しかし、今だにこの1年間の出来事は街の記憶とともによく覚えている。
まだあるもの。
既になくなってしまったもの。
あの頃の記憶を追いかけて、歩いてみた。
2010年11月に探した1984年の早稲田の記憶。
新宿区西早稲田2丁目。
今はなき安部球場に隣接してその古ぼけた学生寮は存在した。
建物は本館と別館とがあり、食堂と学生の部屋、それに住み込みの寮母さん2名がいたのが本館。
寮の大家さんの住まいと、その2階部分が学生部屋になっていたのが別館。
僕は、別館北。という聞からに条件の悪そうな部屋に住んでいた。
寮に申し込んだのがほとんど最後の方だったので、ほぼ選択の余地がなかったからだが、
窓をあけるととなりの家の物干し台越しにサンシャイン60を望むことができ、それほど住み心地の悪い部屋でもなかった気がする。
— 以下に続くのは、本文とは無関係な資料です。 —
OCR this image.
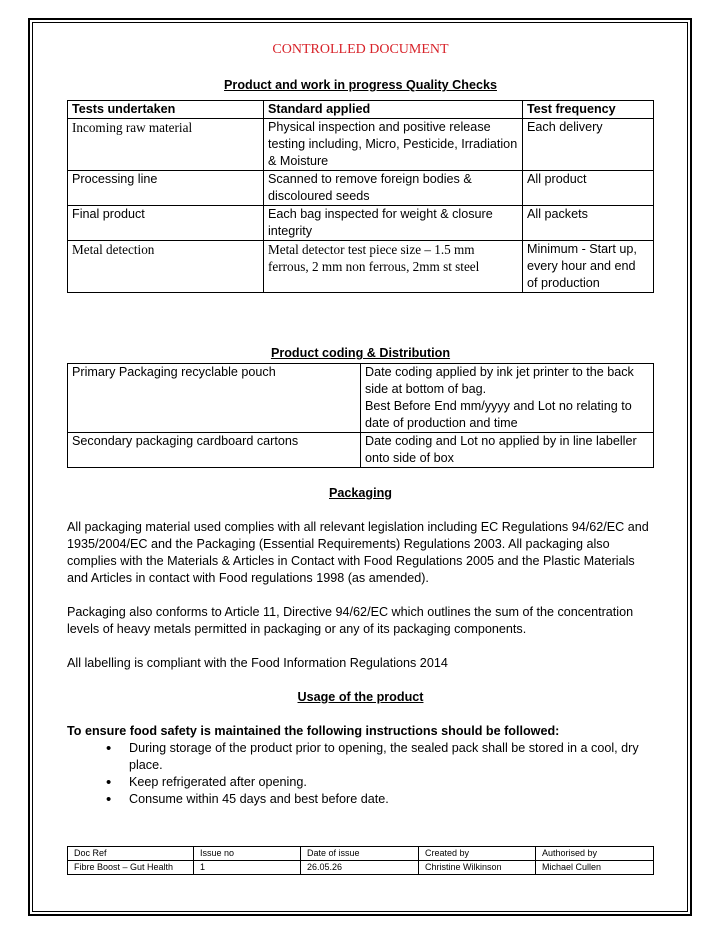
CONTROLLED DOCUMENT

Product and work in progress Quality Checks

Tests undertaken	Standard applied	Test frequency
Incoming raw material	Physical inspection and positive release testing including, Micro, Pesticide, Irradiation & Moisture	Each delivery
Processing line	Scanned to remove foreign bodies & discoloured seeds	All product
Final product	Each bag inspected for weight & closure integrity	All packets
Metal detection	Metal detector test piece size – 1.5 mm ferrous, 2 mm non ferrous, 2mm st steel	Minimum - Start up, every hour and end of production

Product coding & Distribution

Primary Packaging recyclable pouch	Date coding applied by ink jet printer to the back side at bottom of bag.
Best Before End mm/yyyy and Lot no relating to date of production and time

Secondary packaging cardboard cartons	Date coding and Lot no applied by in line labeller onto side of box

Packaging

All packaging material used complies with all relevant legislation including EC Regulations 94/62/EC and 1935/2004/EC and the Packaging (Essential Requirements) Regulations 2003. All packaging also complies with the Materials & Articles in Contact with Food Regulations 2005 and the Plastic Materials and Articles in contact with Food regulations 1998 (as amended).

Packaging also conforms to Article 11, Directive 94/62/EC which outlines the sum of the concentration levels of heavy metals permitted in packaging or any of its packaging components.

All labelling is compliant with the Food Information Regulations 2014

Usage of the product

To ensure food safety is maintained the following instructions should be followed:

• During storage of the product prior to opening, the sealed pack shall be stored in a cool, dry place.
• Keep refrigerated after opening.
• Consume within 45 days and best before date.
Doc Ref	Issue no	Date of issue	Created by	Authorised by
Fibre Boost – Gut Health	1	26.05.26	Christine Wilkinson	Michael Cullen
別館には、同じく北側に6畳の部屋がひとつ(ウチは4畳半)と、
廊下を挟んで南側に4部屋。
当時の住人とは、もうほとんど交流がないが、
唯一南側の一番広い部屋に住んでいた男とは未だに付き合っている。
ちなみに、かつて寮のあった一角は、10年以上前にはすっかり再開発されて、今は立派なマンションが建っており、当時の路地も、さらには安部球場もない。
路地裏で、近所の小学生が遊んでいた光景を思い出す。
永遠に出会うことのできない心象風景となってしまった。
ちなみに、マンションの一階にあるイタリアンレストランも、出来てから既に15年以上経過しているのではないかと思う。
出来たばかりの頃、来たことがある。
新しい風景すらも、既に過去の思い出のひとつとなっている事に、年月の過ぎ去るスピードの速さを感じられずにはいられない。
以前寮のあった場所はすっかり変わってしまったが、寮の前の道だったところから、都電早稲田駅にむかって少し下りたところには、いまだにこんなアパートが残っていた。
僕の住んでいた寮もおそらく年代的には同じようなものなのだろう。
寮のあった場所から、現在の早大図書館の脇の遊歩道を南側に進むと、グランド坂という通りに出る。
図書館の場所は、かつて安部球場のあったところだ。
僕らの住んでいた寮のおばさんによれば、江川の時代の巨人の正捕手だった山倉が早大に在籍中、柵を越えてホームランボールがたくさん飛び込んで来たそうだ。
僕がいた頃は、あまり有名な選手はいなかったように思えるが、正真正銘ここが早大野球部のグランドだった。
今ではただ、坂の名前に名残を残すだけとなってしまった。
グランド坂を上に進むと、早稲田通りとぶつかる西早稲田交差点に出る。
グランド坂を背に、この右手がかつては細い路地で形成されていた一角で、角に大学イモを売る店があった。
交差点をまっすぐ早稲田通りにそって進むと高田の馬場駅。
左に進むと東西線の早稲田駅方面。
少し歩くと、何と松の湯を発見!
当時の学生寮には当然風呂などあるわけがなく、僕らはこの松の湯か、後述の大隈通りにあった銭湯(残念ながら名前を忘れてしまった)に通ったものだ。